Robert Boyle nacque al castello di Lismore, nella contea di Waterford in Irlanda. Era il quattordicesimo figlio di Richard Boyle, primo conte di Cork, un ricco nobile inglese. All’età di otto anni fu mandato al Collegio di Eton in Inghilterra per la sua istruzione. Dopo Eton, Boyle viaggiò attraverso l’Europa con un tutore privato, visitando Francia, Svizzera e Italia, dove studiò filosofia, lingue e scienze.
Nel 1645, Boyle tornò in Inghilterra e si stabilì nella sua proprietà familiare a Stalbridge, nel Dorset. Entrò a far parte di un gruppo informale di studiosi e filosofi naturali noto come “Invisible College”, che si riuniva per discutere le nuove idee scientifiche dell’epoca. Questo gruppo diventerà in seguito la Royal Society di Londra.
Nel 1654, Boyle si trasferì a Oxford, dove proseguì le sue ricerche scientifiche. Fu un fervente sostenitore della metodologia sperimentale e sottolineò l’importanza dell’osservazione e dell’esperienza per comprendere il mondo naturale.

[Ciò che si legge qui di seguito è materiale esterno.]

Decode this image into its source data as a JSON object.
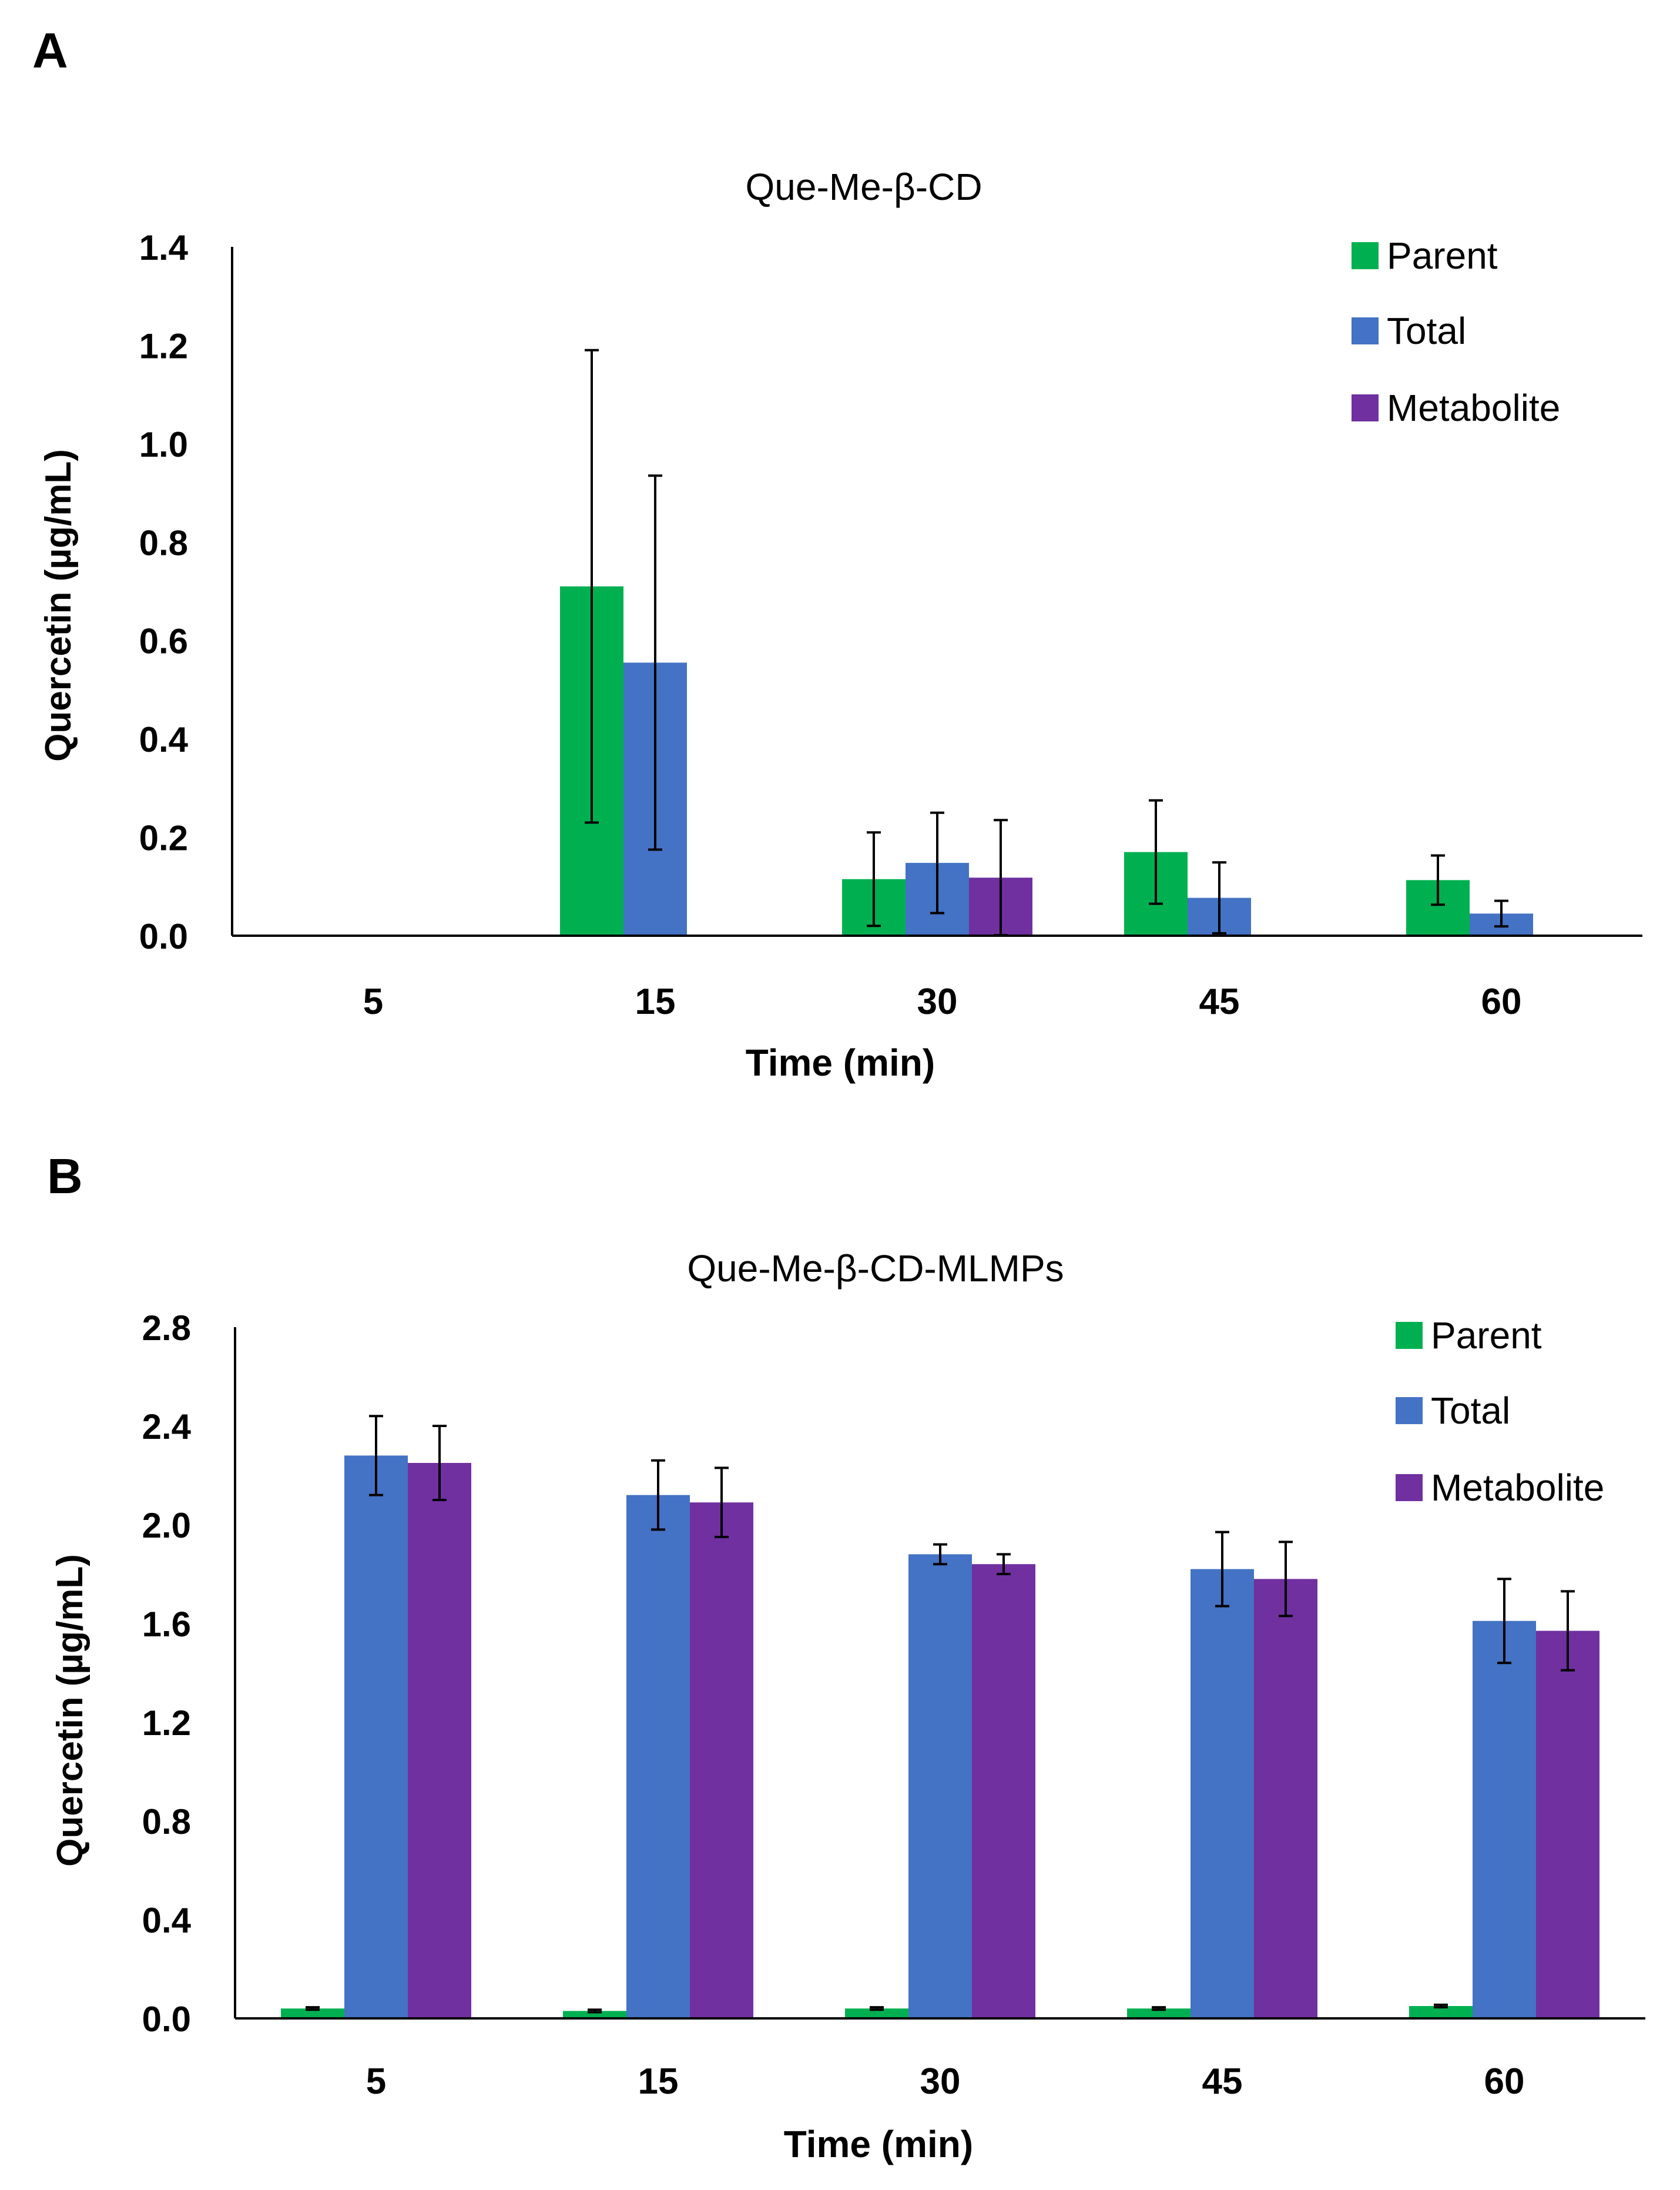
{
  "colors": {
    "parent": "#00B050",
    "total": "#4472C4",
    "metabolite": "#7030A0",
    "axis": "#000000",
    "text": "#000000"
  },
  "chart_data": [
    {
      "panel_label": "A",
      "type": "bar",
      "title": "Que-Me-β-CD",
      "xlabel": "Time (min)",
      "ylabel": "Quercetin (µg/mL)",
      "ylim": [
        0,
        1.4
      ],
      "yticks": [
        "0.0",
        "0.2",
        "0.4",
        "0.6",
        "0.8",
        "1.0",
        "1.2",
        "1.4"
      ],
      "categories": [
        "5",
        "15",
        "30",
        "45",
        "60"
      ],
      "legend_position": "top-right",
      "grid": false,
      "series": [
        {
          "name": "Parent",
          "color_key": "parent",
          "values": [
            0,
            0.71,
            0.115,
            0.17,
            0.113
          ],
          "errors": [
            0,
            0.48,
            0.095,
            0.105,
            0.05
          ]
        },
        {
          "name": "Total",
          "color_key": "total",
          "values": [
            0,
            0.555,
            0.148,
            0.077,
            0.045
          ],
          "errors": [
            0,
            0.38,
            0.102,
            0.072,
            0.026
          ]
        },
        {
          "name": "Metabolite",
          "color_key": "metabolite",
          "values": [
            0,
            0,
            0.118,
            0,
            0
          ],
          "errors": [
            0,
            0,
            0.117,
            0,
            0
          ]
        }
      ]
    },
    {
      "panel_label": "B",
      "type": "bar",
      "title": "Que-Me-β-CD-MLMPs",
      "xlabel": "Time (min)",
      "ylabel": "Quercetin (µg/mL)",
      "ylim": [
        0,
        2.8
      ],
      "yticks": [
        "0.0",
        "0.4",
        "0.8",
        "1.2",
        "1.6",
        "2.0",
        "2.4",
        "2.8"
      ],
      "categories": [
        "5",
        "15",
        "30",
        "45",
        "60"
      ],
      "legend_position": "top-right",
      "grid": false,
      "series": [
        {
          "name": "Parent",
          "color_key": "parent",
          "values": [
            0.04,
            0.03,
            0.04,
            0.04,
            0.05
          ],
          "errors": [
            0.005,
            0.005,
            0.005,
            0.005,
            0.005
          ]
        },
        {
          "name": "Total",
          "color_key": "total",
          "values": [
            2.28,
            2.12,
            1.88,
            1.82,
            1.61
          ],
          "errors": [
            0.16,
            0.14,
            0.04,
            0.15,
            0.17
          ]
        },
        {
          "name": "Metabolite",
          "color_key": "metabolite",
          "values": [
            2.25,
            2.09,
            1.84,
            1.78,
            1.57
          ],
          "errors": [
            0.15,
            0.14,
            0.04,
            0.15,
            0.16
          ]
        }
      ]
    }
  ]
}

In collaborazione con Robert Hooke, Boyle costruì una pompa ad aria migliorata e condusse una serie di esperimenti sulle proprietà dell’aria e dei gas. Nel 1662 formulò la legge che porta il suo nome, descrivendo come, a temperatura costante, la pressione di un gas sia inversamente proporzionale al suo volume. Questa scoperta fu pubblicata nella sua opera “New Experiments Physico-Mechanical, Touching the Spring of the Air and its Effects”.
Il lavoro più influente di Boyle in chimica è “The Sceptical Chymist” (1661), in cui critica le teorie alchemiche e aristoteliche della materia, basate sui quattro elementi classici (terra, acqua, aria, fuoco). Propone una nuova definizione degli elementi chimici come sostanze fondamentali che non possono essere scomposte in sostanze più semplici. Questo libro è considerato un testo fondamentale della chimica moderna.
Boyle era anche profondamente religioso e vedeva la scienza come un mezzo per comprendere meglio l’opera di Dio. Scrisse diversi trattati teologici e si interessò alla traduzione della Bibbia in lingue straniere. Sostenne finanziariamente missioni e attività di evangelizzazione.
Nel 1668, Boyle si trasferì a Londra con sua sorella Katherine Jones, viscontessa Ranelagh, con cui mantenne un rapporto stretto per tutta la vita. Continuò le sue ricerche fino alla sua morte il 31 dicembre 1691.
Robert Boyle ha lasciato un’eredità duratura nel campo scientifico. La sua promozione del metodo sperimentale ha influenzato generazioni di scienziati. La legge di Boyle rimane un principio fondamentale in fisica e chimica, insegnato in tutto il mondo. In riconoscimento dei suoi contributi, è spesso chiamato il “padre della chimica moderna”.